Frequently Asked Questions
How does Mastercard 4870 differ from Visa 10.1?
Both codes enforce the EMV liability shift for card-present fraud, but Mastercard 4870 covers both counterfeit and non-counterfeit (lost/stolen) scenarios under one code, while Visa splits them into 10.1 (counterfeit) and 10.2 (non-counterfeit). The defense approach is essentially the same: prove the chip was read via EMV authorization data.
What EMV data do I need to win a 4870 dispute?
You need transaction-level EMV authorization data from your processor: the Application Identifier (AID), Authorization Response Cryptogram (ARQC), Terminal Verification Results (TVR), and service code from the card data confirming chip interaction. Your processor or acquirer can pull these records. A receipt showing "chip read" is supporting but the authorization data is primary.
Does Mastercard have a separate code for non-counterfeit chip fraud?
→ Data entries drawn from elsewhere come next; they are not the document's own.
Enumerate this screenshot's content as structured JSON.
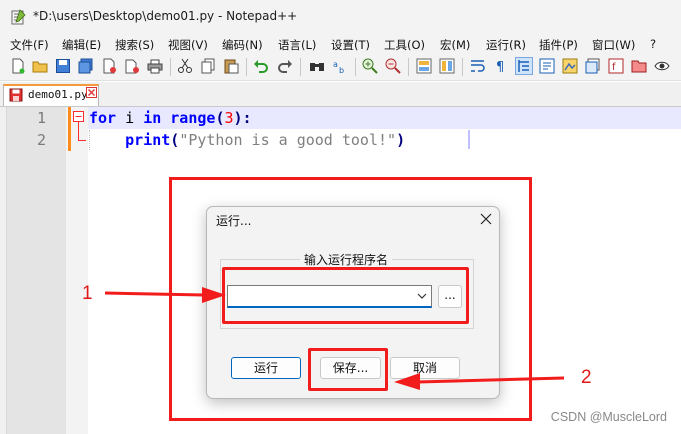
{
  "window": {
    "title": "*D:\\users\\Desktop\\demo01.py - Notepad++"
  },
  "menu": [
    "文件(F)",
    "编辑(E)",
    "搜索(S)",
    "视图(V)",
    "编码(N)",
    "语言(L)",
    "设置(T)",
    "工具(O)",
    "宏(M)",
    "运行(R)",
    "插件(P)",
    "窗口(W)",
    "?"
  ],
  "tab": {
    "label": "demo01.py"
  },
  "editor": {
    "line_numbers": [
      "1",
      "2"
    ],
    "line1": {
      "kw1": "for",
      "var": " i ",
      "kw2": "in",
      "sp": " ",
      "fn": "range",
      "lp": "(",
      "num": "3",
      "rp": ")",
      "colon": ":"
    },
    "line2": {
      "indent": "    ",
      "fn": "print",
      "lp": "(",
      "str": "\"Python is a good tool!\"",
      "rp": ")"
    }
  },
  "dialog": {
    "title": "运行...",
    "group_label": "输入运行程序名",
    "program_value": "",
    "browse_label": "...",
    "run_label": "运行",
    "save_label": "保存...",
    "cancel_label": "取消"
  },
  "annotations": {
    "label1": "1",
    "label2": "2"
  },
  "watermark": "CSDN @MuscleLord",
  "colors": {
    "annotation_red": "#f21c1c",
    "keyword_blue": "#0000ff",
    "accent_orange": "#f39a3c"
  }
}
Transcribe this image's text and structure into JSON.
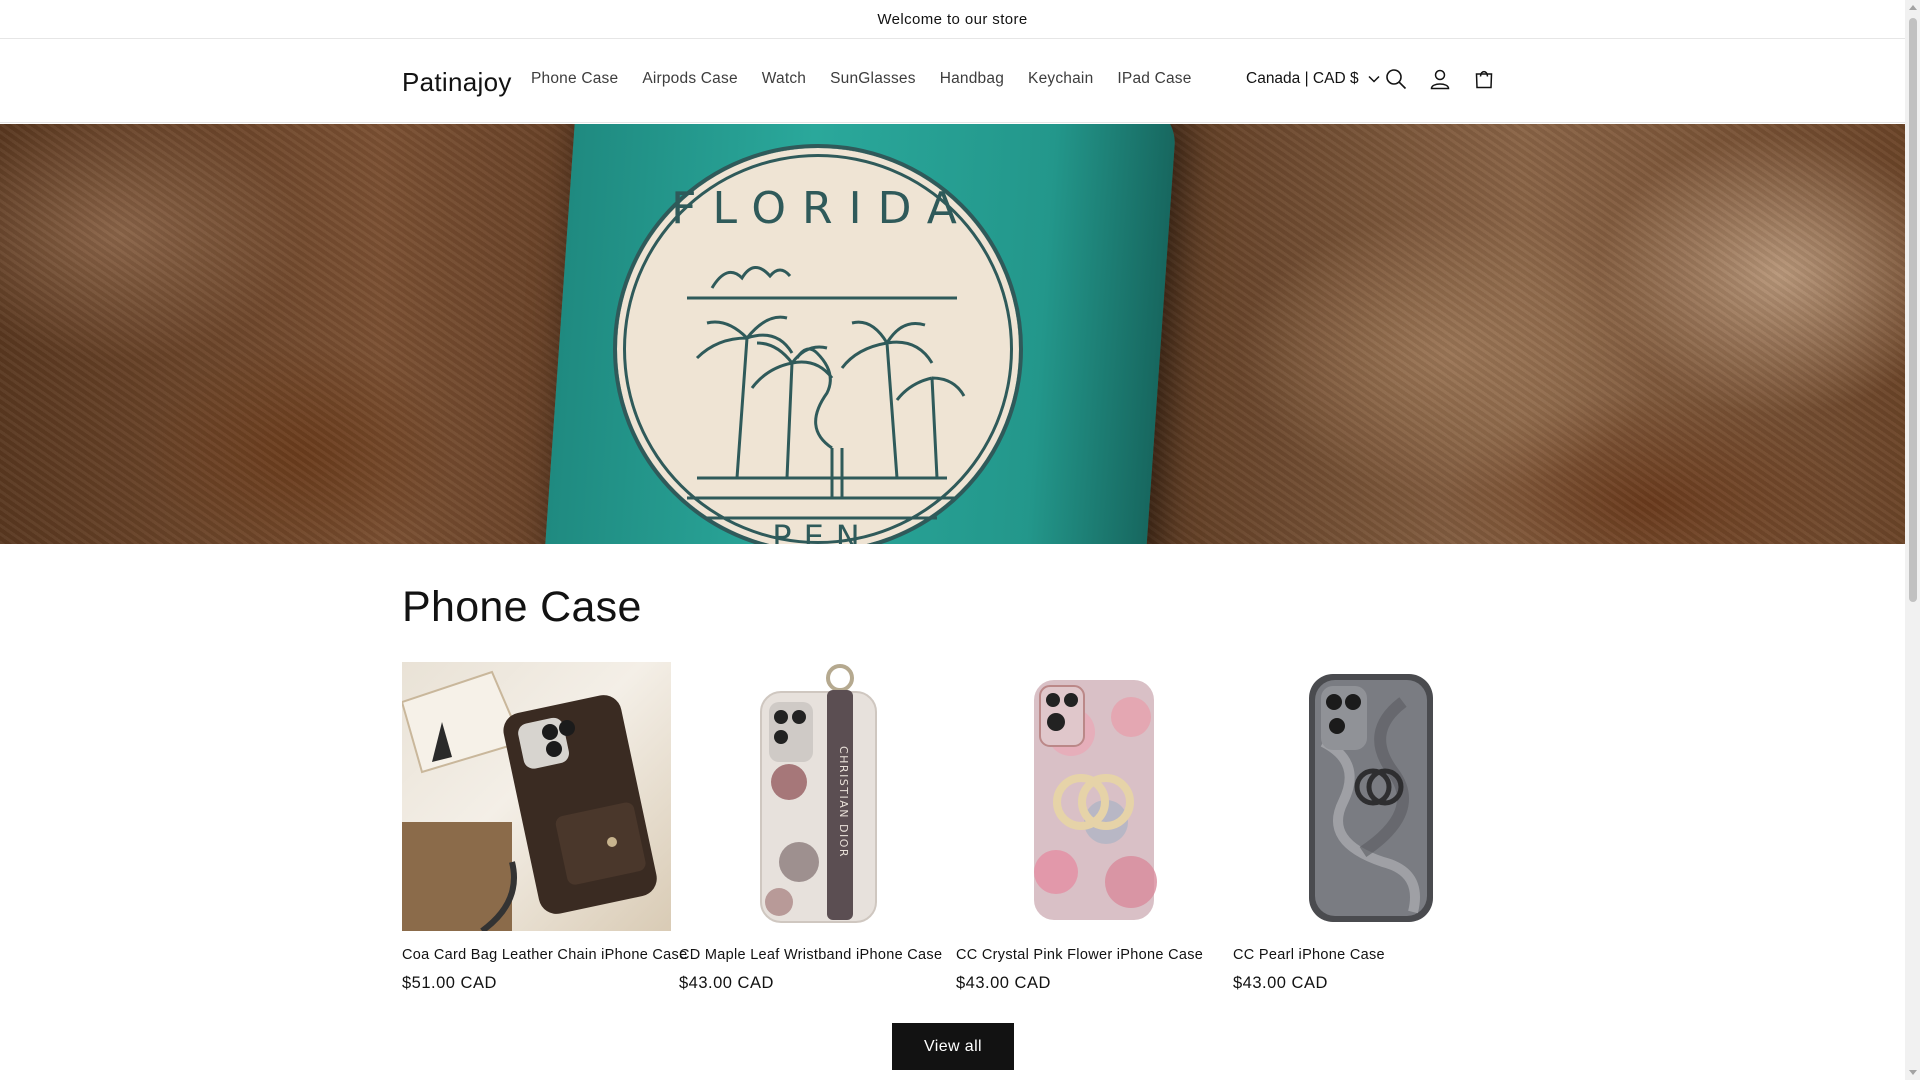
{
  "announcement": {
    "text": "Welcome to our store"
  },
  "header": {
    "logo": "Patinajoy",
    "nav": [
      "Phone Case",
      "Airpods Case",
      "Watch",
      "SunGlasses",
      "Handbag",
      "Keychain",
      "IPad Case"
    ],
    "country_selector": "Canada | CAD $",
    "icons": [
      "search-icon",
      "account-icon",
      "cart-icon"
    ]
  },
  "hero": {
    "image_text": [
      "FLORIDA",
      "PEN"
    ],
    "colors": {
      "case": "#2aa89b",
      "badge": "#efe4d4",
      "ink": "#2f5a5a"
    }
  },
  "collection": {
    "title": "Phone Case",
    "products": [
      {
        "title": "Coa Card Bag Leather Chain iPhone Case",
        "price": "$51.00 CAD"
      },
      {
        "title": "CD Maple Leaf Wristband iPhone Case",
        "price": "$43.00 CAD"
      },
      {
        "title": "CC Crystal Pink Flower iPhone Case",
        "price": "$43.00 CAD"
      },
      {
        "title": "CC Pearl iPhone Case",
        "price": "$43.00 CAD"
      }
    ],
    "view_all": "View all"
  }
}
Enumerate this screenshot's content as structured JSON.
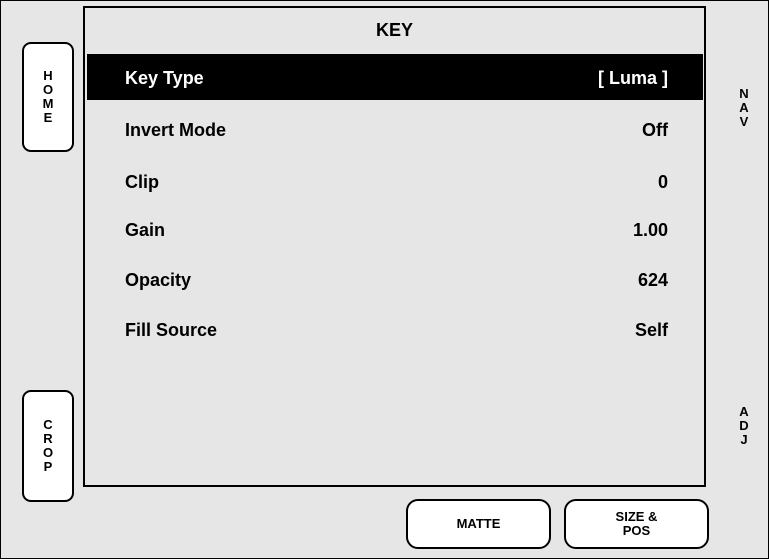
{
  "panel": {
    "title": "KEY"
  },
  "side_buttons": {
    "home": [
      "H",
      "O",
      "M",
      "E"
    ],
    "crop": [
      "C",
      "R",
      "O",
      "P"
    ]
  },
  "side_labels": {
    "nav": [
      "N",
      "A",
      "V"
    ],
    "adj": [
      "A",
      "D",
      "J"
    ]
  },
  "menu": {
    "selected_index": 0,
    "items": [
      {
        "label": "Key Type",
        "value": "[ Luma ]"
      },
      {
        "label": "Invert Mode",
        "value": "Off"
      },
      {
        "label": "Clip",
        "value": "0"
      },
      {
        "label": "Gain",
        "value": "1.00"
      },
      {
        "label": "Opacity",
        "value": "624"
      },
      {
        "label": "Fill Source",
        "value": "Self"
      }
    ]
  },
  "bottom_buttons": {
    "matte": [
      "MATTE"
    ],
    "size_pos": [
      "SIZE &",
      "POS"
    ]
  },
  "colors": {
    "background": "#e6e6e6",
    "selected_row": "#000000",
    "button_face": "#ffffff"
  }
}
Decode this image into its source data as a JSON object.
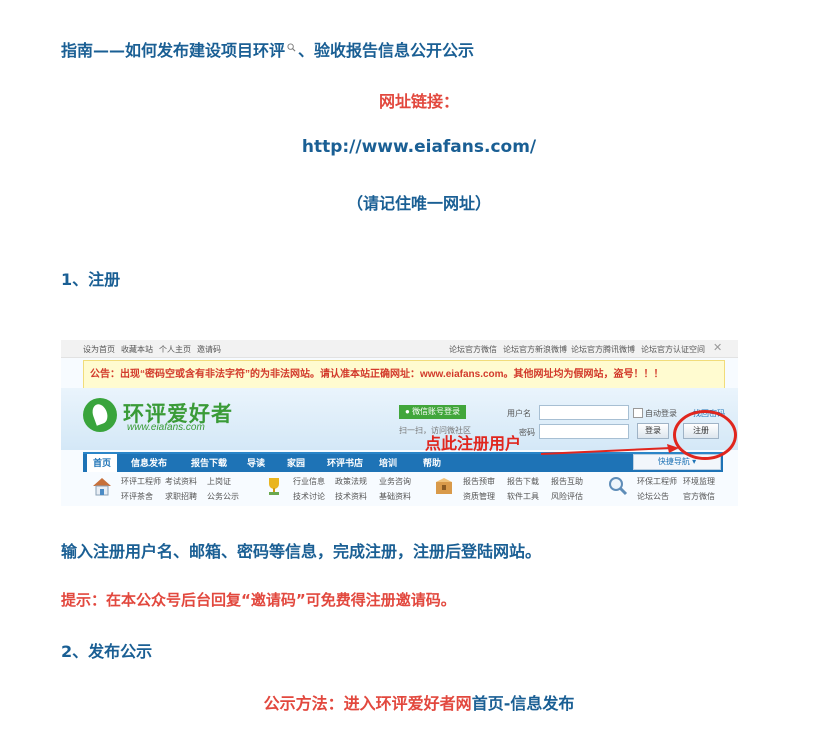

Mastercard uses 4870 for both counterfeit and non-counterfeit EMV fraud. Some disputes may be coded as 4871 (Chip/PIN Liability Shift) when a PIN-capable card was used without PIN verification. Check your documentation carefully — 4870 and 4871 have slightly different defenses, with 4871 specifically addressing PIN bypass situations.
What is the Mastercard fallback transaction rule?
Mastercard rules require merchants to attempt chip reading when a chip card is presented. If the chip fails after multiple attempts, the merchant may fall back to magnetic stripe, but this creates liability exposure for any resulting fraud. Mastercard monitors fallback rates and excessive fallback can trigger compliance action separate from individual chargeback liability.